Awards help innovators visit London
- Competition promotes UK base as springboard to global market
- Winners to meet investors and established firms
- British strengths in finance, manufacturing and online sales
Three Japanese technology firms are receiving support as they leap into the British market this year, thanks to the first Japan-UK Tech Awards.
Launched in November by Minister of State for Trade and Investment Lord Livingston, the awards are designed to encourage Japanese firms to select the UK as their overseas base. By so doing, they can expand their business in a booming new market, which can serve as a springboard to a wider global audience.
Some 15 firms entered the inaugural competition, organised by UK Trade & Investment (UKTI) in Japan. Judges then selected three winners—translation specialist anydooR Inc., online eyewear store Oh My Glasses, and all-in-one marketing solutions provider iRidge, Inc.
The winners will travel to London next month to see for themselves Britain’s vibrant tech scene.
During their trip, they will meet representatives of Japanese firms who have already set up in the UK, as well as UK investors, established businesses, firms that provide professional services, and others that operate as technology accelerators.
The winners will be allocated a space for one month at The Bakery Worldwide Limited, a specialist incubator space in London for start-up businesses.
“This is a huge opportunity for us”, said Naoki Yamada, who in 2009 founded Conyac, a social, crowd source-based translation service at anydooR Inc.
“We have been trying to go global for the last few years, but it has been quite hard to find customers outside Japan”, Yamada told BCCJ ACUMEN. “Having this chance to go to England to meet potential clients and partners will give us an opportunity to grow our business”.
The company’s business model aims to provide a short translation “for the price of a cup of coffee”. The firm presently has no fewer than 40,000 translators operating in 75 languages, although the majority work between English and other Asian languages.
Supported by British Airways, The Bakery, NTT Docomo Ventures, Inc. and Tohmatsu Venture Support Co., Ltd., the awards required Japanese businesses to submit a business plan of up to five pages.
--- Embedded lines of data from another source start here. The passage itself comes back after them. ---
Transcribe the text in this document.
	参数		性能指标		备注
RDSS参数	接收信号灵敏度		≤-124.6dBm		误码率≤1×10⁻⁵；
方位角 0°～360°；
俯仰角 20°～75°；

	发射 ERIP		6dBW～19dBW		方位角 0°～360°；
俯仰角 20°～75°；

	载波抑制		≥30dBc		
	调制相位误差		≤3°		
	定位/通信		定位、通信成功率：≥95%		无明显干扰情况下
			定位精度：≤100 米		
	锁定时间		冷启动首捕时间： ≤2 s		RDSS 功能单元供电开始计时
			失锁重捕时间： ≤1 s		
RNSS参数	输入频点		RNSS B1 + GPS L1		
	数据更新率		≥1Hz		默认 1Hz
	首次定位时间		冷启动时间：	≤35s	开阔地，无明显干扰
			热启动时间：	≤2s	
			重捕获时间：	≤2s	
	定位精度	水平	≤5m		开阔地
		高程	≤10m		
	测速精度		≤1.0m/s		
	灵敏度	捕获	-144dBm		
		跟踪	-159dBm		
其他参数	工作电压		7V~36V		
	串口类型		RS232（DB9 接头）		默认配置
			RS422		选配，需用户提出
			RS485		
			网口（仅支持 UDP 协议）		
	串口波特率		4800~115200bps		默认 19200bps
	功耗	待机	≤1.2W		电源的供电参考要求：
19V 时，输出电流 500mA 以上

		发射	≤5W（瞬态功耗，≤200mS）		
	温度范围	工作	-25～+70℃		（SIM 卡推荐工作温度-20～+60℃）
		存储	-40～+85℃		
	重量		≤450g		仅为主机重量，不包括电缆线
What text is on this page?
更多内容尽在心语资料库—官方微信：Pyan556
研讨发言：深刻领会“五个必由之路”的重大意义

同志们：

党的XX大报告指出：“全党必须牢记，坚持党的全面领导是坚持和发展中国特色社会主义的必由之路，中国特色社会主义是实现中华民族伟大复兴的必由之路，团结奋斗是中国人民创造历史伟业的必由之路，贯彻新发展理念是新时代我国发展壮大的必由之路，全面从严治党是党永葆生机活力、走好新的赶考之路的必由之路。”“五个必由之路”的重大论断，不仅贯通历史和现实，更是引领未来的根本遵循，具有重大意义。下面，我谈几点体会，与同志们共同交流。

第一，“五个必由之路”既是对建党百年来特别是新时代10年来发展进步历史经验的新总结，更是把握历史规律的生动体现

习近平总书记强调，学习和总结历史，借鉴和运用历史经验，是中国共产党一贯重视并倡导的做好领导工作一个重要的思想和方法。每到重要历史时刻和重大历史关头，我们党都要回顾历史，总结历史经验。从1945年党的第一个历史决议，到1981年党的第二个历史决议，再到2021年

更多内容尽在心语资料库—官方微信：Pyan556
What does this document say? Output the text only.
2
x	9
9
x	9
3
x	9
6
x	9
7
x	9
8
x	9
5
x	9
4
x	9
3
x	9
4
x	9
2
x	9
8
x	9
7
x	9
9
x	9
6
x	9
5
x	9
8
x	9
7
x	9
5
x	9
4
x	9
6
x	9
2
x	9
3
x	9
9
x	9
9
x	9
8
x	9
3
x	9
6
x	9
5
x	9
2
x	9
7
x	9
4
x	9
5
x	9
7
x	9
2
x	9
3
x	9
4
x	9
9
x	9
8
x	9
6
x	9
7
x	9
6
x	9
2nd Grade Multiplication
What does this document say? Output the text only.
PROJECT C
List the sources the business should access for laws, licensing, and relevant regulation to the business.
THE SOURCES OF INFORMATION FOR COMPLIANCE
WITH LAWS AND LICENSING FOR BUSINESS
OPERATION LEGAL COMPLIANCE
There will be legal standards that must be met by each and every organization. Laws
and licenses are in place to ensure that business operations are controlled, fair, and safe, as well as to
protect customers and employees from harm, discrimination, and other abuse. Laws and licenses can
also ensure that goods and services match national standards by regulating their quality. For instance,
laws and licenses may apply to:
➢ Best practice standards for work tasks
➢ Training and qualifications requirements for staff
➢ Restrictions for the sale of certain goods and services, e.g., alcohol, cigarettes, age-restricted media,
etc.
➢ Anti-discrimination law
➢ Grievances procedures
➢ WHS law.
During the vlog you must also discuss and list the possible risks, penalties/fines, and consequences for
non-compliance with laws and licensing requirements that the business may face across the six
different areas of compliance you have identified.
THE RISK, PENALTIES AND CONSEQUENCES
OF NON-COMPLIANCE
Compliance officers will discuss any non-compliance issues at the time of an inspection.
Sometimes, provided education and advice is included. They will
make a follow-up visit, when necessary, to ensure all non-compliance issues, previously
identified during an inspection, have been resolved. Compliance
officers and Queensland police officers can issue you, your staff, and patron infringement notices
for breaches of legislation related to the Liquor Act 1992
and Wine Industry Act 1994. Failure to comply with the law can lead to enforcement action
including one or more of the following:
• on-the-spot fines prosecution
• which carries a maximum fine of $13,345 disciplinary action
A panel of five judges then assessed each of the entrants, awarding them points based on three main aspects: the freshness and appeal of their product, service or business model; the degree to which it would fit into the UK market; and the prospects of the business’s growth there. The winners were announced on 19 December.
Speaking at the announcement of the initiative, Lord Livingston said he was “delighted to launch the Japan-UK Tech Awards, but also to celebrate the strength of Britain and Japan’s ties in the technology sector”.
“Japan remains one of the most important and biggest investors in the UK”, he said.
“In the ICT [information and communication technology] sector alone, hundreds of Japanese companies have operations across the UK. We value these companies greatly and want to encourage more companies, in an early stage, to consider the UK as a base for their international operations.
“As so many Japanese companies already know, the UK is a great place to grow your business”, Lord Livingston explained.
Firms already operating in the sector in Britain benefit from an advanced technological infrastructure, a wide array of support, and a public that is happy to purchase goods online with credit cards or through other electronic transfers.
It also helps, Lord Livingston pointed out, that Napoleon Bonaparte’s jibe, that the British are “a nation of shopkeepers”, has a ring of truth to it. As well as excelling in manufacturing and financial services, Britons are successful online sellers.
The UK, he pointed out, is the number one e-commerce exporter in the world.
While similar technology-award campaigns have already taken place in the United States and Canada, and another contest is currently under way in Finland, Lord Livingston stressed that the decision to launch it here “reflects the great strength of the Japanese technology sector”.
Also attending the launch was Masayuki Kimura, director of the Advisory Service Division at Tohmatsu Venture Support, who detailed the help available for firms that want to set up in the UK.
“It is a very attractive environment—backed by the government and established companies—that fosters specialist start-ups across many sectors”, Kimura said, adding that UK financial investment in start-ups has soared 800% in just five years.
“It is very easy to set up in the UK, and with the support of the British government and UKTI, meetings between key players that would normally take months to arrange now take place much faster”, Kimura added.
The judging criteria
• Innovation
• Product/market fit
• Potential
Winners
anydooR Inc.
This Tokyo-based firm launched its social, crowd source-based translation service, Conyac, in 2009.
Oh My Glasses
TYPE, a brand of this online eyewear store, offers glasses named after and inspired by print typefaces.
iRidge, Inc.
The brainchild of this business, popinfo, sends location-based push notifications on smartphones.